THE FUNDAMENTAL ASSYMETRY BETWEEN PRIVATE AND GOVERNMENT INSTITUTIONS
Competition in the private property market economy tends to harmonize private and public interests. People acting in pursuit of their own private economic interest are led as if by an "invisible hand" to serve other people's needs and desires. The result is a spontaneous order - the result of human action but not human design.
The same cannot be said about the public sector. Where people work for the government and various levels they are not led automatically to serve the needs of others (the public) by any kind of market signals. Public sector services do not have prices. There is no bottom line except for the ability to pay for the those services with taxes. There are, in short, serious knowledge and incentive problems. There is an assymetry in this between the private and the public sector.

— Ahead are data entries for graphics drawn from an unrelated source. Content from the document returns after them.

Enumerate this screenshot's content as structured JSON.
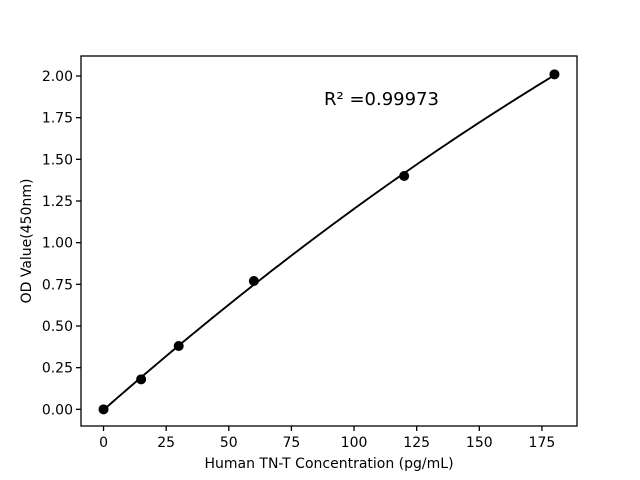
{
  "chart_data": {
    "type": "scatter",
    "title": "",
    "xlabel": "Human TN-T Concentration (pg/mL)",
    "ylabel": "OD Value(450nm)",
    "annotation": "R² =0.99973",
    "x": [
      0,
      15,
      30,
      60,
      120,
      180
    ],
    "y": [
      0.0,
      0.18,
      0.38,
      0.77,
      1.4,
      2.01
    ],
    "fit": "quadratic",
    "xlim": [
      -9,
      189
    ],
    "ylim": [
      -0.1,
      2.12
    ],
    "xticks": [
      0,
      25,
      50,
      75,
      100,
      125,
      150,
      175
    ],
    "yticks": [
      0.0,
      0.25,
      0.5,
      0.75,
      1.0,
      1.25,
      1.5,
      1.75,
      2.0
    ],
    "ytick_decimals": 2,
    "grid": false,
    "legend": null,
    "colors": {
      "marker": "#000000",
      "line": "#000000",
      "axis": "#000000",
      "text": "#000000",
      "background": "#ffffff"
    }
  }
}
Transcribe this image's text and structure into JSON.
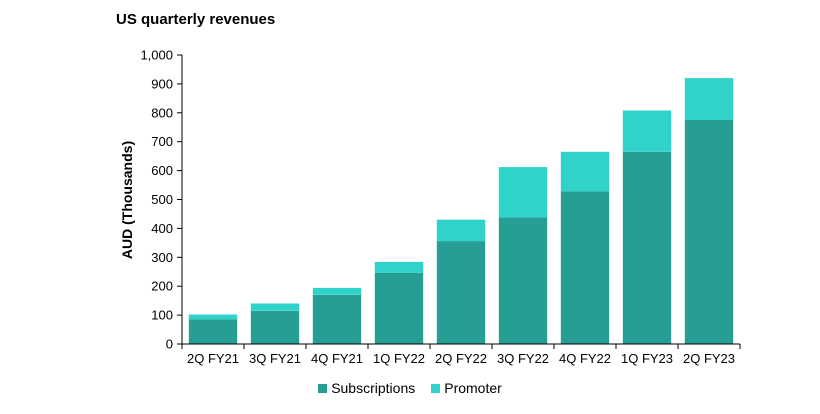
{
  "chart_data": {
    "type": "bar",
    "stacked": true,
    "title": "US quarterly revenues",
    "xlabel": "",
    "ylabel": "AUD (Thousands)",
    "ylim": [
      0,
      1000
    ],
    "yticks": [
      0,
      100,
      200,
      300,
      400,
      500,
      600,
      700,
      800,
      900,
      1000
    ],
    "ytick_labels": [
      "0",
      "100",
      "200",
      "300",
      "400",
      "500",
      "600",
      "700",
      "800",
      "900",
      "1,000"
    ],
    "categories": [
      "2Q FY21",
      "3Q FY21",
      "4Q FY21",
      "1Q FY22",
      "2Q FY22",
      "3Q FY22",
      "4Q FY22",
      "1Q FY23",
      "2Q FY23"
    ],
    "series": [
      {
        "name": "Subscriptions",
        "color": "#269e94",
        "values": [
          85,
          115,
          170,
          246,
          356,
          438,
          528,
          665,
          775
        ]
      },
      {
        "name": "Promoter",
        "color": "#30d3c9",
        "values": [
          17,
          25,
          24,
          38,
          74,
          174,
          137,
          143,
          145
        ]
      }
    ],
    "grid": false,
    "legend_position": "bottom-center"
  }
}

Workers in the public sector are not automatically accountable to the public like private sector workers are to consumers.
THE FUNDAMENTAL DILEMMA OF GOVERNANCE
For that reason government tends to produce waste and corruption. This is more likely the larger government is and the more centralized it is. The Founders of America understood this and provided for the separation of powers at each level of government and for decentralization of powers between the federal and state governments. James Madison, the scribe for the Constitutional Convention, and the third president of the United States famously described the problem as follows:
“If men were angels, no government would be necessary. If angels were to govern men, neither external nor internal controls on government would be necessary. In framing a government which is to be administered by men over men, the great difficulty lies in this: you must first enable the government to control the governed; and in the next place oblige it to control itself.”
PAYING FOR GOVERNMENT
In order to finance the functions of government taxes must be raised. These taxes are used to produce public services and also for anti-poverty subsidies. All taxes and subsidies create inefficiencies. Some argue that they can be used to counter cases of 'market failure'. Logically speaking maybe. But, as a practical matter for this to work, the extent of the market failure must be known, the extent of the 'government failure' produced by the tax or subsidy must be known, and the two must be weighed. In reality, it is probably more efficient in terms of value created and destroyed to deal with 'market failures' in other ways.